Но в смерть Макаренко не верилось… Руслан раз за разом мотал головой и яростно шептал:
– Нет! Нет! Только не она!
Внизу Озимов с силой толкнул ржавую железную дверь подъезда и выбежал на улицу, где попал прямо в руки успевших прибежать после выстрелов девушки охранников атамана. Какой-то мужик, шедший первым, успел схватить мальчика за руку, вывернуть и крепко прижать Руслана к себе. Тут же раздался выстрел, и наглец упал, а несчастный пацан побежал через улицу, стараясь увильнуть от пытавшихся его схватить мужиков.
В это время из здания выбежал Спасский и, увидев, как семь вооруженных жлобов не могут поймать мальчишку, заорал:
– Огонь! Стреляйте! Стреляйте! – Константин остановился рядом с начальником охраны – Федором Ковылем.
– Что-то пошло не так, майор? – поинтересовался Ковыль, мотнув головой вверх. Мужики открыли беспорядочный огонь по убегающему Руслану, и Спасский сузившимися от злости глазами следил за маленьким негодником, пока тот не скрылся за забором на той стороне улицы. Потом мужчина повернулся к Федору.
– Все путем, – сказал он. – Как атаман? Я успел спасти его?
– Увы, – показательно печально покачал головой начальник охраны. – И Арушуков, и отец Григорий погибли. Снайпер успел сделать свое дело.
– Полагаю, – кивнул Спасский, – теперь я тут отдаю приказы?
– Если докажешь, что не ты стрелял по Арушукову, – пожал плечами Ковыль, потом вызывающе посмотрел на майора – для начальника охраны и остальных нефтяников Спасский все еще оставался майором.

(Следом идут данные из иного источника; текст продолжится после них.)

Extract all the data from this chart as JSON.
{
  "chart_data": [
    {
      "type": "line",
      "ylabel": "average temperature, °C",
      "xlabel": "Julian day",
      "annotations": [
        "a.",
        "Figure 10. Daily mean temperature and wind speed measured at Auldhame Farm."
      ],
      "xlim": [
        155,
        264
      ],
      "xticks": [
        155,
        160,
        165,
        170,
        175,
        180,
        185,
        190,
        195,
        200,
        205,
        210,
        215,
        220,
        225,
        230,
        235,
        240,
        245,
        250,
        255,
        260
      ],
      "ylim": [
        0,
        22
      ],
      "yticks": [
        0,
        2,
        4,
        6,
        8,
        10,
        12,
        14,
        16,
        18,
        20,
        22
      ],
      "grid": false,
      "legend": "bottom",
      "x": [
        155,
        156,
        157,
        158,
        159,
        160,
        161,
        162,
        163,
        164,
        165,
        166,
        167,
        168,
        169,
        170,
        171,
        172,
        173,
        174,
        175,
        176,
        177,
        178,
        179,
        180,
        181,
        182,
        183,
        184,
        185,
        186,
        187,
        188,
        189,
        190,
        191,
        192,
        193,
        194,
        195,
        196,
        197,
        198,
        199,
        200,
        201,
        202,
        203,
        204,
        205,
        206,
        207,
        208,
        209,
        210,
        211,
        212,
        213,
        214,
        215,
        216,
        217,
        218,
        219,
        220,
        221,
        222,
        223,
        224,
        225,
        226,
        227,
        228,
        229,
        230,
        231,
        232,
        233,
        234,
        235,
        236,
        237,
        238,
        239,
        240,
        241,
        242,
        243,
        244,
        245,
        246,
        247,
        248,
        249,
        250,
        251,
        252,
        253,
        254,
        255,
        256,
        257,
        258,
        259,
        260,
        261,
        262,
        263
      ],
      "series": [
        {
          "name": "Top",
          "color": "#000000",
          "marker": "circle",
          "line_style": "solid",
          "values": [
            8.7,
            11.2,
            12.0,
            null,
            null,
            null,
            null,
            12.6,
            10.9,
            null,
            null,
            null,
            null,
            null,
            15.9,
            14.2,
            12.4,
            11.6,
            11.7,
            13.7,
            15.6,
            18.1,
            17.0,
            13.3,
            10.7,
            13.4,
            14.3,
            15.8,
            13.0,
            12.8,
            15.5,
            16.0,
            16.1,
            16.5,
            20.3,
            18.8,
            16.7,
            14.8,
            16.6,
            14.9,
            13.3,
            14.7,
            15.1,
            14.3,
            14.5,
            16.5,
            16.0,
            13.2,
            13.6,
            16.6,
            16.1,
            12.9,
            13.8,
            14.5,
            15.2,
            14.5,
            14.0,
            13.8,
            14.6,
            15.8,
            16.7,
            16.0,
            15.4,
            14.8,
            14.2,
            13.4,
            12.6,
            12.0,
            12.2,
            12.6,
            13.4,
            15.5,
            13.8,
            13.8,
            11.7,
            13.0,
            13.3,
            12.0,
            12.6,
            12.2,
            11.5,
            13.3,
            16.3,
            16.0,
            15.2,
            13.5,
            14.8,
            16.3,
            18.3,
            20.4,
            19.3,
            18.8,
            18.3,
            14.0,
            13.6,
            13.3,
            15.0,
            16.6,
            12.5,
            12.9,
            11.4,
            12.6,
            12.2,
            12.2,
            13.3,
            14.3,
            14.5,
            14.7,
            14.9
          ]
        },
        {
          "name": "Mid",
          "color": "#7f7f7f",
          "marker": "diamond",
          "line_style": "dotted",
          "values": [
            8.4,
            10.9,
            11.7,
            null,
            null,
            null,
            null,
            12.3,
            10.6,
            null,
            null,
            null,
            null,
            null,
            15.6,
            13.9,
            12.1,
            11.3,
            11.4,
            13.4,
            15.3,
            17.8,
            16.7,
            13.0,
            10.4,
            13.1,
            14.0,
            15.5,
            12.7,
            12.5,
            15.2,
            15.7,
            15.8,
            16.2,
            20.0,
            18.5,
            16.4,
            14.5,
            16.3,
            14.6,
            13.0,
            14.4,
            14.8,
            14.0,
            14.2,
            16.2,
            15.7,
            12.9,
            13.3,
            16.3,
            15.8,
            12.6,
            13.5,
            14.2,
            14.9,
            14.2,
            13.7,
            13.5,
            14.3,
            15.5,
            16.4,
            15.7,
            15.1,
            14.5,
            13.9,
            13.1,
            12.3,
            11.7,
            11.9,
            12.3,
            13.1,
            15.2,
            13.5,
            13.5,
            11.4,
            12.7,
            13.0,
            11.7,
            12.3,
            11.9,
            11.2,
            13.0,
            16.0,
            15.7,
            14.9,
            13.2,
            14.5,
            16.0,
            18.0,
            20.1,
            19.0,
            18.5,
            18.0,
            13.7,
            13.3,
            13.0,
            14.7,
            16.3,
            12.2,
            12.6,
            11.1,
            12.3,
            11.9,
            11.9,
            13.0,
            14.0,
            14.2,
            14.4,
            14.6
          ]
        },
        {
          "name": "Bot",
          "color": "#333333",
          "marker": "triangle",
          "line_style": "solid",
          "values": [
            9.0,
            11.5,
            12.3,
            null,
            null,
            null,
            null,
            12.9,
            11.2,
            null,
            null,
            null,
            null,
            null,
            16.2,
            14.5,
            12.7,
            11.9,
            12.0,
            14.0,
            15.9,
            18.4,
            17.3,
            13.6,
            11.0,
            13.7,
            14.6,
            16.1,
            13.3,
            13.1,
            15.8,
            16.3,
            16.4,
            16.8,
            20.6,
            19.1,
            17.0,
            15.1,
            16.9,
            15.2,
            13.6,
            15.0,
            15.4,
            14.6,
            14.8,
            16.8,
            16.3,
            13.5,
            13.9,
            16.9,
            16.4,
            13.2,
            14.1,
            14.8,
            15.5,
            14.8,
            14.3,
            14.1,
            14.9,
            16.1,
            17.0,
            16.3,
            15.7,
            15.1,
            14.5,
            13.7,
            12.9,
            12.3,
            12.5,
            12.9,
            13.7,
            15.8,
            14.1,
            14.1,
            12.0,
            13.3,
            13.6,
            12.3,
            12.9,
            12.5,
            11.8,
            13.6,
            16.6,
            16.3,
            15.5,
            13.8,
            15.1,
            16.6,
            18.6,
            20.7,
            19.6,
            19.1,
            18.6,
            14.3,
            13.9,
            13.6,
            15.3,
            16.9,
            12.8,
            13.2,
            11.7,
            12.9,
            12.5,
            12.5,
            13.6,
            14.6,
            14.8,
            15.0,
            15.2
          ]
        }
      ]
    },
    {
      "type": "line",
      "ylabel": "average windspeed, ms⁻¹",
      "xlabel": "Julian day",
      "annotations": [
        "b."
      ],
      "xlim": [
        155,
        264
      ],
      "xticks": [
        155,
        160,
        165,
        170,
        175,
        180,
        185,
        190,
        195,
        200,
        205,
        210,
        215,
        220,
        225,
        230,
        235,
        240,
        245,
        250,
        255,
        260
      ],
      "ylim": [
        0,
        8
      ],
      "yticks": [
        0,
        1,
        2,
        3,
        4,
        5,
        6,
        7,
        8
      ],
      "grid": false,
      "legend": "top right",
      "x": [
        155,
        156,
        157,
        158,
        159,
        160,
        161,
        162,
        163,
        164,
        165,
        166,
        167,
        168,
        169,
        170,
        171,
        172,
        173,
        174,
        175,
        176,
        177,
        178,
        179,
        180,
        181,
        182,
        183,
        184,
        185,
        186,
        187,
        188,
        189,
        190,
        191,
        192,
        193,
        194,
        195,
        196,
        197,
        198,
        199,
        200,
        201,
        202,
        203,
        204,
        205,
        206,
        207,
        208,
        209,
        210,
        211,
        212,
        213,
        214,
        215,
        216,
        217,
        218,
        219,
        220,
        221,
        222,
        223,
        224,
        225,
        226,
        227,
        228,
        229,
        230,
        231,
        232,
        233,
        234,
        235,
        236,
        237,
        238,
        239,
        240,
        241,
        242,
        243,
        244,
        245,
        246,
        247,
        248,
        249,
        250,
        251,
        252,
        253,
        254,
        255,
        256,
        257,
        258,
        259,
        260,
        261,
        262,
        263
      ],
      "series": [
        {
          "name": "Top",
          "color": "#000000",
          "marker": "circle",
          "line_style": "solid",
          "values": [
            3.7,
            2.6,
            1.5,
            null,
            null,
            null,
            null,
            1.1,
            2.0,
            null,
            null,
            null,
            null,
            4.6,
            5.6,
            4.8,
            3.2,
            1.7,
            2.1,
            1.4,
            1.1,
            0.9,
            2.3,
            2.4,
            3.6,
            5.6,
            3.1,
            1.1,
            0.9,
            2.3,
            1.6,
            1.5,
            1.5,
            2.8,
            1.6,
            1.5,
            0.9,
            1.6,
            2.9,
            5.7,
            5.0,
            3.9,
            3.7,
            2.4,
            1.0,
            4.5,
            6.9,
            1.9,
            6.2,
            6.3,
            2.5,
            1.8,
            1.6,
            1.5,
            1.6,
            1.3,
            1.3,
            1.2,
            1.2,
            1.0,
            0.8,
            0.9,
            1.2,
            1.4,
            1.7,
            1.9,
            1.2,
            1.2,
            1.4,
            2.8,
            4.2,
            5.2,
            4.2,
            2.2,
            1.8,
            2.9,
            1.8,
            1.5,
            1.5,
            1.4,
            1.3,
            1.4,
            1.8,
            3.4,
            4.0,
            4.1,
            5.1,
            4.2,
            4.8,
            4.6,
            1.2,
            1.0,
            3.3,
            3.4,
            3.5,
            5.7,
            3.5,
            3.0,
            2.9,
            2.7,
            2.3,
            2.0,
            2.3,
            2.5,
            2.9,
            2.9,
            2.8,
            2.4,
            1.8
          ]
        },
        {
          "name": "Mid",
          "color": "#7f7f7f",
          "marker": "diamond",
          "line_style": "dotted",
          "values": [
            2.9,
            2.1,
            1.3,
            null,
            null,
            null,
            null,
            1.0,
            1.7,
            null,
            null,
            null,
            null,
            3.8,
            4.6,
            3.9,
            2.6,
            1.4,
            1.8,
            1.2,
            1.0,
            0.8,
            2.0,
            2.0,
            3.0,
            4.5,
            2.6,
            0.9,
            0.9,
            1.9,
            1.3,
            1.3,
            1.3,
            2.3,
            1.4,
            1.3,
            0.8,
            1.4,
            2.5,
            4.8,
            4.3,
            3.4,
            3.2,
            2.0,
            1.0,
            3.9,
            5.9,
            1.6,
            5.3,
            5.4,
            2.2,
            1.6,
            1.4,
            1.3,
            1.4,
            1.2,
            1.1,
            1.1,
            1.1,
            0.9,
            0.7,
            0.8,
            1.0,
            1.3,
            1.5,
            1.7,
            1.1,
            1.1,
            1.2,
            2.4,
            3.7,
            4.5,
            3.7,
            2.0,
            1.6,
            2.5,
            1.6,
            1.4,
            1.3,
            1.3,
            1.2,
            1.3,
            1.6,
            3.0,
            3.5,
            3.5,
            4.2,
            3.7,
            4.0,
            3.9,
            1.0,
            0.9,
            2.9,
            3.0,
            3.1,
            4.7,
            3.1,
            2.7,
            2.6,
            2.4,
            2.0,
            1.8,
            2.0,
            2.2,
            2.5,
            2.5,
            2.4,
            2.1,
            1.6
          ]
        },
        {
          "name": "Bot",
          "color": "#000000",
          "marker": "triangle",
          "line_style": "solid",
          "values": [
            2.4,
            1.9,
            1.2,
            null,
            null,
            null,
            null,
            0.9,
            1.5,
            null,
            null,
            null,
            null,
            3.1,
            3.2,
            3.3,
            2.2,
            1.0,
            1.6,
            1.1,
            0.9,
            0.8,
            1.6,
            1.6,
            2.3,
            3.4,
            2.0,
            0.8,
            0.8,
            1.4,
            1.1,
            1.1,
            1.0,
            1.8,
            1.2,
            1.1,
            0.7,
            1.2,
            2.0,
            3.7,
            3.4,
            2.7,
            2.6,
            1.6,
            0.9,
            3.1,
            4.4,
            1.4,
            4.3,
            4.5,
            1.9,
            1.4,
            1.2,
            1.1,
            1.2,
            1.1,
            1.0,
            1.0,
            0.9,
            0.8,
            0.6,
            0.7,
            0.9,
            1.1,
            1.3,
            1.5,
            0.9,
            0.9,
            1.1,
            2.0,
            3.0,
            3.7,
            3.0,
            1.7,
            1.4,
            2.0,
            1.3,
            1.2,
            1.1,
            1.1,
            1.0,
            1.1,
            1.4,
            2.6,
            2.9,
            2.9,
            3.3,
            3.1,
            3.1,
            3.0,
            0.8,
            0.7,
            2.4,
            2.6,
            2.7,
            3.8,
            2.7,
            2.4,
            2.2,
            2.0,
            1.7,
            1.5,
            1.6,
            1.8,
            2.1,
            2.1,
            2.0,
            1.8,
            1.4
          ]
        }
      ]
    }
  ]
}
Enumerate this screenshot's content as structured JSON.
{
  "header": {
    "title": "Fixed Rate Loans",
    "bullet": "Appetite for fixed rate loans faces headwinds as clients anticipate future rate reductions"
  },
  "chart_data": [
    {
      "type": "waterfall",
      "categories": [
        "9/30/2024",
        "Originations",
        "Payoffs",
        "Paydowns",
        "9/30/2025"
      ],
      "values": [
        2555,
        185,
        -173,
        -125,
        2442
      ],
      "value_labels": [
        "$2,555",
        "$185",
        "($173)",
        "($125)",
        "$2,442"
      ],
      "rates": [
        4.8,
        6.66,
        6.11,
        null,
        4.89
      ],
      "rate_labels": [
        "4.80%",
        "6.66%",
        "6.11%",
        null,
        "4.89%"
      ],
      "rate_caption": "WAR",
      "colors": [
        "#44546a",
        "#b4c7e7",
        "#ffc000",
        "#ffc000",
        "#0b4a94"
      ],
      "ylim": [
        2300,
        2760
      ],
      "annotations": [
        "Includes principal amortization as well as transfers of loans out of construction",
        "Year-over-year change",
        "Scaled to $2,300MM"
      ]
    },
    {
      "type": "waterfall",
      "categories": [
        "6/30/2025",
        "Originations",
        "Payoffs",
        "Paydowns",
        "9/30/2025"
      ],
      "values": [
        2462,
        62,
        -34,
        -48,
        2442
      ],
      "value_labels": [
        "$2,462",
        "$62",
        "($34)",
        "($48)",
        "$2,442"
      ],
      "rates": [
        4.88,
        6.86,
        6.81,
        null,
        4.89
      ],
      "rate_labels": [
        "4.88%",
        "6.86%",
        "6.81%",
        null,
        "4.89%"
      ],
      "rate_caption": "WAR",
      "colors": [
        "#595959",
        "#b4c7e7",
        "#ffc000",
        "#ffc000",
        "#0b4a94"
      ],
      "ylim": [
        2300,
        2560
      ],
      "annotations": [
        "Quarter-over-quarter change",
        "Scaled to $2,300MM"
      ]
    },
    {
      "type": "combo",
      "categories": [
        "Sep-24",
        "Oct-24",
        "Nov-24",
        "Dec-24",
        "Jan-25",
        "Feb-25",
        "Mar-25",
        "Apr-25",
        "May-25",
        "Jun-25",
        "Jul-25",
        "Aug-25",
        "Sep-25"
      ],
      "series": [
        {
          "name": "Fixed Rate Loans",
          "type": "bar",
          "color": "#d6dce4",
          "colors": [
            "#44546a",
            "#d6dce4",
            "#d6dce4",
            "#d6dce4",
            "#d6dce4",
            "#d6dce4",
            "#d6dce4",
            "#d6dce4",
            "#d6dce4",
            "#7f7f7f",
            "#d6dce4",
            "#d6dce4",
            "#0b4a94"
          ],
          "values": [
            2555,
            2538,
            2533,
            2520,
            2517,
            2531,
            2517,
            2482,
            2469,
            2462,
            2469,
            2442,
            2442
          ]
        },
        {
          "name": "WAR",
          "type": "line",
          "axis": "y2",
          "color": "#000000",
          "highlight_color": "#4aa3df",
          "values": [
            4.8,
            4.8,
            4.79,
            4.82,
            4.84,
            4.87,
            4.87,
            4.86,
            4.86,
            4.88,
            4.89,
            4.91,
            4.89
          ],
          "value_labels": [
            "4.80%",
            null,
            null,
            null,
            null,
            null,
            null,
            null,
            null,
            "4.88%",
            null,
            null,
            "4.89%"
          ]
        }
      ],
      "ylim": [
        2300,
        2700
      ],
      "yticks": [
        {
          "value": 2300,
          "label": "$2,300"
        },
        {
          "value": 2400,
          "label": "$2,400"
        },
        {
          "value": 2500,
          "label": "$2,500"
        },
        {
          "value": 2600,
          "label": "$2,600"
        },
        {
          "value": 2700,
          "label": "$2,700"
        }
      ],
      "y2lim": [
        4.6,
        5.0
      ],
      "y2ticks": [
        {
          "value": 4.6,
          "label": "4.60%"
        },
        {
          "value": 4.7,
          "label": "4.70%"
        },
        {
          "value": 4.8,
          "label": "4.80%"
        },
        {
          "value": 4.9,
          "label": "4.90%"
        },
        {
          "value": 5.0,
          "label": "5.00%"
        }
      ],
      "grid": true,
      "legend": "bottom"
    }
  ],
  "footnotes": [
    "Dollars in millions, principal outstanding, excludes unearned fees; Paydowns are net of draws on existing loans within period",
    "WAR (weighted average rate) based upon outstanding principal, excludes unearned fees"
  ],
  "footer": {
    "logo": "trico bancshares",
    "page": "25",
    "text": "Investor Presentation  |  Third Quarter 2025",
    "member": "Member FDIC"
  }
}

– Отправь за мальчишкой пару мужиков и пойдем со мной, – Константин указал рукой за угол дома, куда предположительно упали Гвоздь с Совой. – Я покажу тебе снайпера!
Федор несколько долгих секунд молчал, оценивая слова Спасского, а потом махнул рукой двум крайним мужикам.
– Михайлов! Орешко! Дуйте за мальчишкой! Нам важно поймать его и допросить! Очень интересно, что этот гад скажет! – Ковыль пристально смотрел в светлые глаза Константина, но на лице того не дрогнул ни один мускул. Спасский лишь еще раз кивнул, приглашая Федора последовать за доказательствами своей невиновности в смерти атамана. И надо признать, они у него были…
Глава 13. Непорядок
К ночи грозные черные тучи разошлись и выглянули яркие, надменные звезды. Они свысока молчаливо наблюдали за маленькой точкой, быстро мчащейся по Ярославскому тракту в направлении областного центра. В обступившей двух детей на снегоходе темноте прятались развалины деревенек и поселков, изредка мелькая в свете фар то скособоченным, покинутым деревянным домом, то одинокой посеревшей пятиэтажкой.
Ни огонька на всем пути следования, ни человека, ни твари. Лютый холод спустился с почерневших небес и разогнал всех по норам и схронам, по иллюзорным убежищам, которые вроде укрывали людей, но гарантии защиты от смерти не давали. В этом мире ничто не гарантировало жизни. И лишь одинокая движущаяся точка свидетельствовала, что не все так плохо и заморили не всех. Еще есть жизнь в ярославских пустошах, и она потихоньку развивается, вместо того чтобы исчезнуть окончательно.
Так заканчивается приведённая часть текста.